やみくもに降り続ける雨粒が、ときおりガラス戸にぶつかっては跳ねる。

そして僕は、いつも通りに目覚める。おはよう。

部屋の中は薄暗くて、バランスを失う。でも大丈夫。しばらくこうして、じっとしていれば。

じっとしていて気付いた。
視界に入るいつもの部屋が見慣れない。おかしい。

僕の安アパートにエアコンなんてないし、窓際には冗談みたいにデカいりらっクマ。
コイツを買う金は、何日分の食費になるだろう……。
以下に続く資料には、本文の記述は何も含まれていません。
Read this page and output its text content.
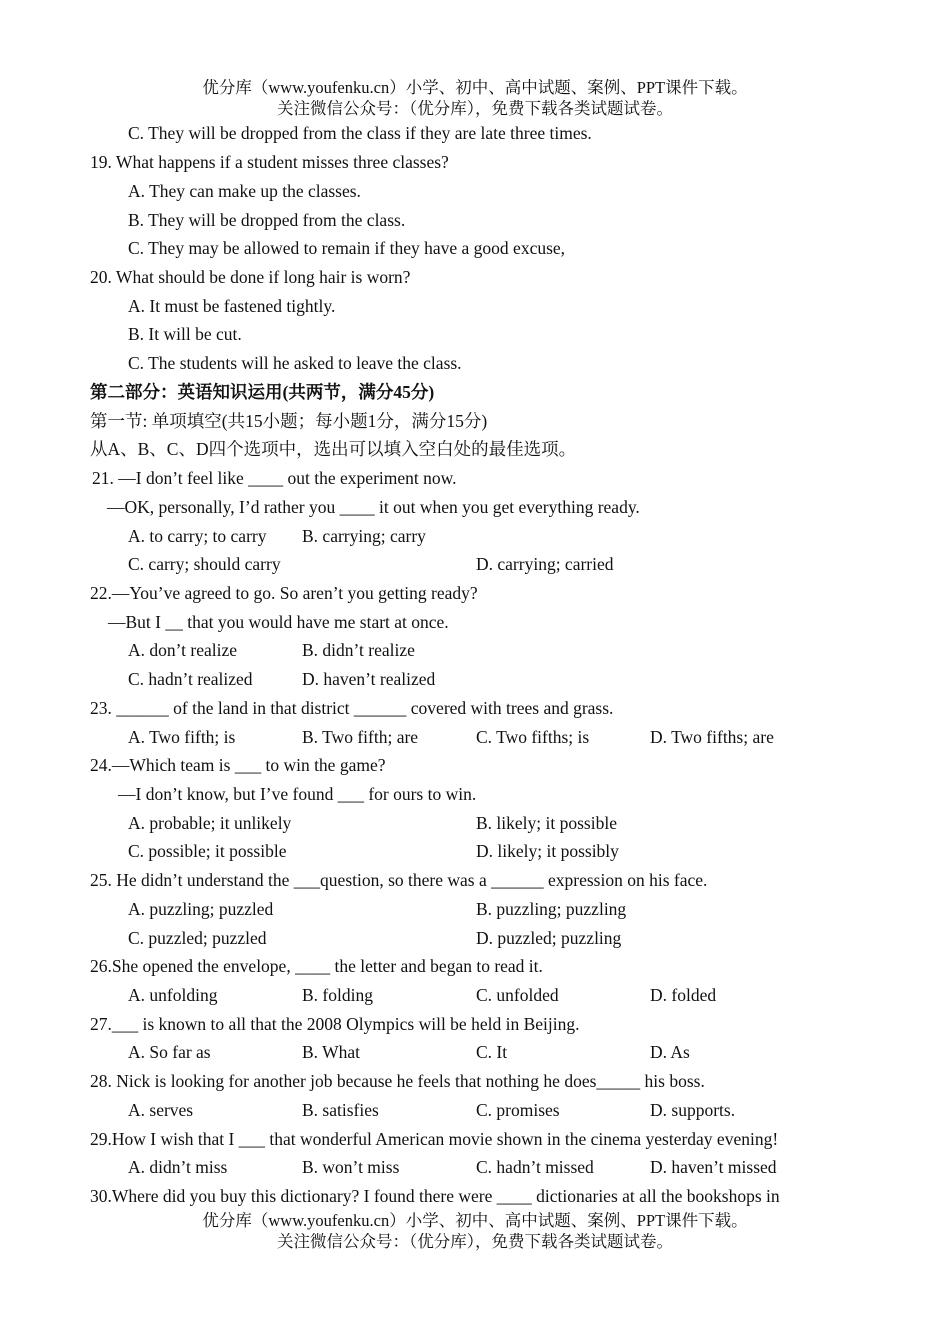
优分库（www.youfenku.cn）小学、初中、高中试题、案例、PPT课件下载。
关注微信公众号：（优分库），免费下载各类试题试卷。
C. They will be dropped from the class if they are late three times.
19. What happens if a student misses three classes?
A. They can make up the classes.
B. They will be dropped from the class.
C. They may be allowed to remain if they have a good excuse,
20. What should be done if long hair is worn?
A. It must be fastened tightly.
B. It will be cut.
C. The students will he asked to leave the class.
第二部分：英语知识运用(共两节，满分45分)
第一节: 单项填空(共15小题；每小题1分，满分15分)
从A、B、C、D四个选项中，选出可以填入空白处的最佳选项。
21. —I don’t feel like ____ out the experiment now.
—OK, personally, I’d rather you ____ it out when you get everything ready.
A. to carry; to carry B. carrying; carry
C. carry; should carry	D. carrying; carried
22.—You’ve agreed to go. So aren’t you getting ready?
—But I __ that you would have me start at once.
A. don’t realize	B. didn’t realize
C. hadn’t realized	D. haven’t realized
23. ______ of the land in that district ______ covered with trees and grass.
A. Two fifth; is	B. Two fifth; are	C. Two fifths; is	D. Two fifths; are
24.—Which team is ___ to win the game?
—I don’t know, but I’ve found ___ for ours to win.
A. probable; it unlikely	B. likely; it possible
C. possible; it possible	D. likely; it possibly
25. He didn’t understand the ___question, so there was a ______ expression on his face.
A. puzzling; puzzled	B. puzzling; puzzling
C. puzzled; puzzled	D. puzzled; puzzling
26.She opened the envelope, ____ the letter and began to read it.
A. unfolding	B. folding	C. unfolded	D. folded
27.___ is known to all that the 2008 Olympics will be held in Beijing.
A. So far as	B. What	C. It	D. As
28. Nick is looking for another job because he feels that nothing he does_____ his boss.
A. serves	B. satisfies	C. promises	D. supports.
29.How I wish that I ___ that wonderful American movie shown in the cinema yesterday evening!
A. didn’t miss	B. won’t miss	C. hadn’t missed	D. haven’t missed
30.Where did you buy this dictionary? I found there were ____ dictionaries at all the bookshops in
优分库（www.youfenku.cn）小学、初中、高中试题、案例、PPT课件下载。
关注微信公众号：（优分库），免费下载各类试题试卷。
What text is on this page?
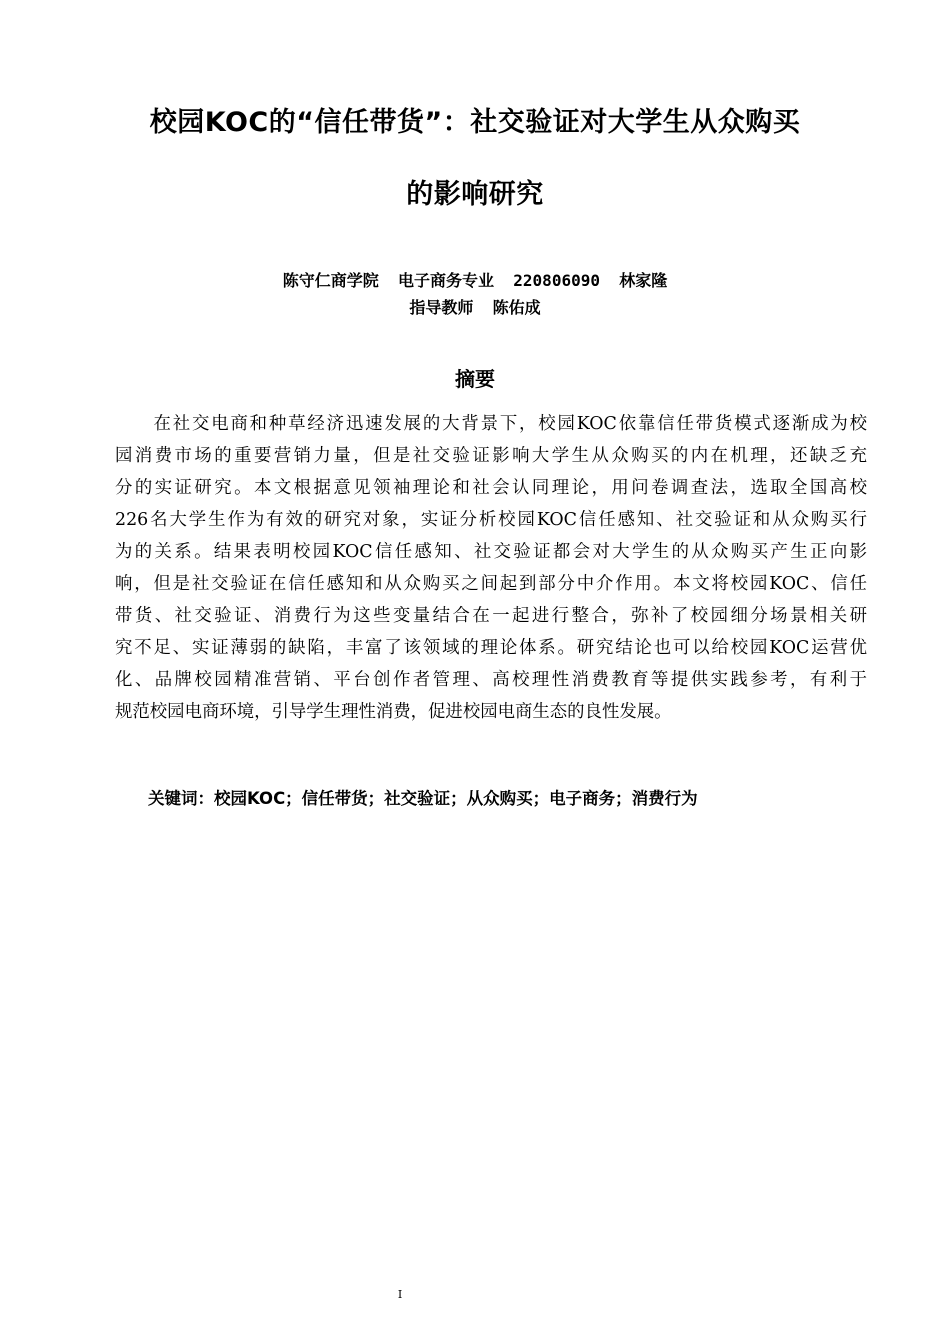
校园KOC的“信任带货”：社交验证对大学生从众购买
的影响研究
陈守仁商学院  电子商务专业  220806090  林家隆
指导教师  陈佑成
摘要
　　在社交电商和种草经济迅速发展的大背景下，校园KOC依靠信任带货模式逐渐成为校
园消费市场的重要营销力量，但是社交验证影响大学生从众购买的内在机理，还缺乏充
分的实证研究。本文根据意见领袖理论和社会认同理论，用问卷调查法，选取全国高校
226名大学生作为有效的研究对象，实证分析校园KOC信任感知、社交验证和从众购买行
为的关系。结果表明校园KOC信任感知、社交验证都会对大学生的从众购买产生正向影
响，但是社交验证在信任感知和从众购买之间起到部分中介作用。本文将校园KOC、信任
带货、社交验证、消费行为这些变量结合在一起进行整合，弥补了校园细分场景相关研
究不足、实证薄弱的缺陷，丰富了该领域的理论体系。研究结论也可以给校园KOC运营优
化、品牌校园精准营销、平台创作者管理、高校理性消费教育等提供实践参考，有利于
规范校园电商环境，引导学生理性消费，促进校园电商生态的良性发展。
关键词：校园KOC；信任带货；社交验证；从众购买；电子商务；消费行为
I
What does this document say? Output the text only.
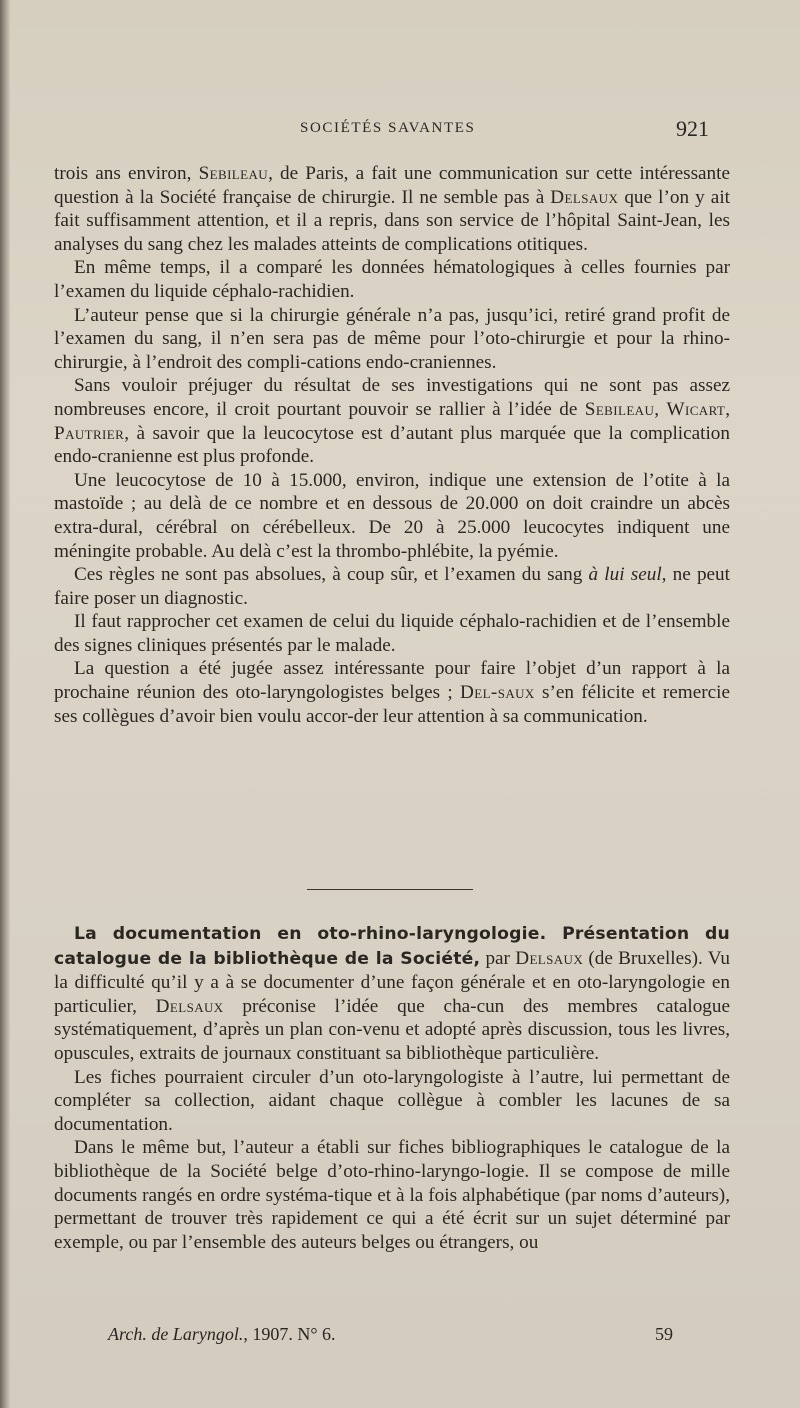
SOCIÉTÉS SAVANTES	921

trois ans environ, Sebileau, de Paris, a fait une communication sur cette intéressante question à la Société française de chirurgie. Il ne semble pas à Delsaux que l’on y ait fait suffisamment attention, et il a repris, dans son service de l’hôpital Saint-Jean, les analyses du sang chez les malades atteints de complications otitiques.

En même temps, il a comparé les données hématologiques à celles fournies par l’examen du liquide céphalo-rachidien.

L’auteur pense que si la chirurgie générale n’a pas, jusqu’ici, retiré grand profit de l’examen du sang, il n’en sera pas de même pour l’oto-chirurgie et pour la rhino-chirurgie, à l’endroit des compli-cations endo-craniennes.

Sans vouloir préjuger du résultat de ses investigations qui ne sont pas assez nombreuses encore, il croit pourtant pouvoir se rallier à l’idée de Sebileau, Wicart, Pautrier, à savoir que la leucocytose est d’autant plus marquée que la complication endo-cranienne est plus profonde.

Une leucocytose de 10 à 15.000, environ, indique une extension de l’otite à la mastoïde ; au delà de ce nombre et en dessous de 20.000 on doit craindre un abcès extra-dural, cérébral on cérébelleux. De 20 à 25.000 leucocytes indiquent une méningite probable. Au delà c’est la thrombo-phlébite, la pyémie.

Ces règles ne sont pas absolues, à coup sûr, et l’examen du sang à lui seul, ne peut faire poser un diagnostic.

Il faut rapprocher cet examen de celui du liquide céphalo-rachidien et de l’ensemble des signes cliniques présentés par le malade.

La question a été jugée assez intéressante pour faire l’objet d’un rapport à la prochaine réunion des oto-laryngologistes belges ; Del-saux s’en félicite et remercie ses collègues d’avoir bien voulu accor-der leur attention à sa communication.

La documentation en oto-rhino-laryngologie. Présentation du catalogue de la bibliothèque de la Société, par Delsaux (de Bruxelles). Vu la difficulté qu’il y a à se documenter d’une façon générale et en oto-laryngologie en particulier, Delsaux préconise l’idée que cha-cun des membres catalogue systématiquement, d’après un plan con-venu et adopté après discussion, tous les livres, opuscules, extraits de journaux constituant sa bibliothèque particulière.

Les fiches pourraient circuler d’un oto-laryngologiste à l’autre, lui permettant de compléter sa collection, aidant chaque collègue à combler les lacunes de sa documentation.

Dans le même but, l’auteur a établi sur fiches bibliographiques le catalogue de la bibliothèque de la Société belge d’oto-rhino-laryngo-logie. Il se compose de mille documents rangés en ordre systéma-tique et à la fois alphabétique (par noms d’auteurs), permettant de trouver très rapidement ce qui a été écrit sur un sujet déterminé par exemple, ou par l’ensemble des auteurs belges ou étrangers, ou

Arch. de Laryngol., 1907. N° 6.	59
一週間か、ごりおしで一週間と四日。
……。

「あ。」

勢い眠りの中から突き出されて、ようやく現実的な不安が込み上げる。
自分の体温が染みた布団が、敵に変わっていく。

ここはどこ。

幸い自分の事は分かる。よし。
僕は僕だ。ナツメ。
じいちゃんが文豪オタクで、こんな恥ずかしい名前を付けられた不憫なヤツ。それが僕。

で、そのナツメと言えば、文学オタク。
作家じゃなくて、作品が命。よし。よし大丈夫。


……大丈夫なもんか、泣きそうだ。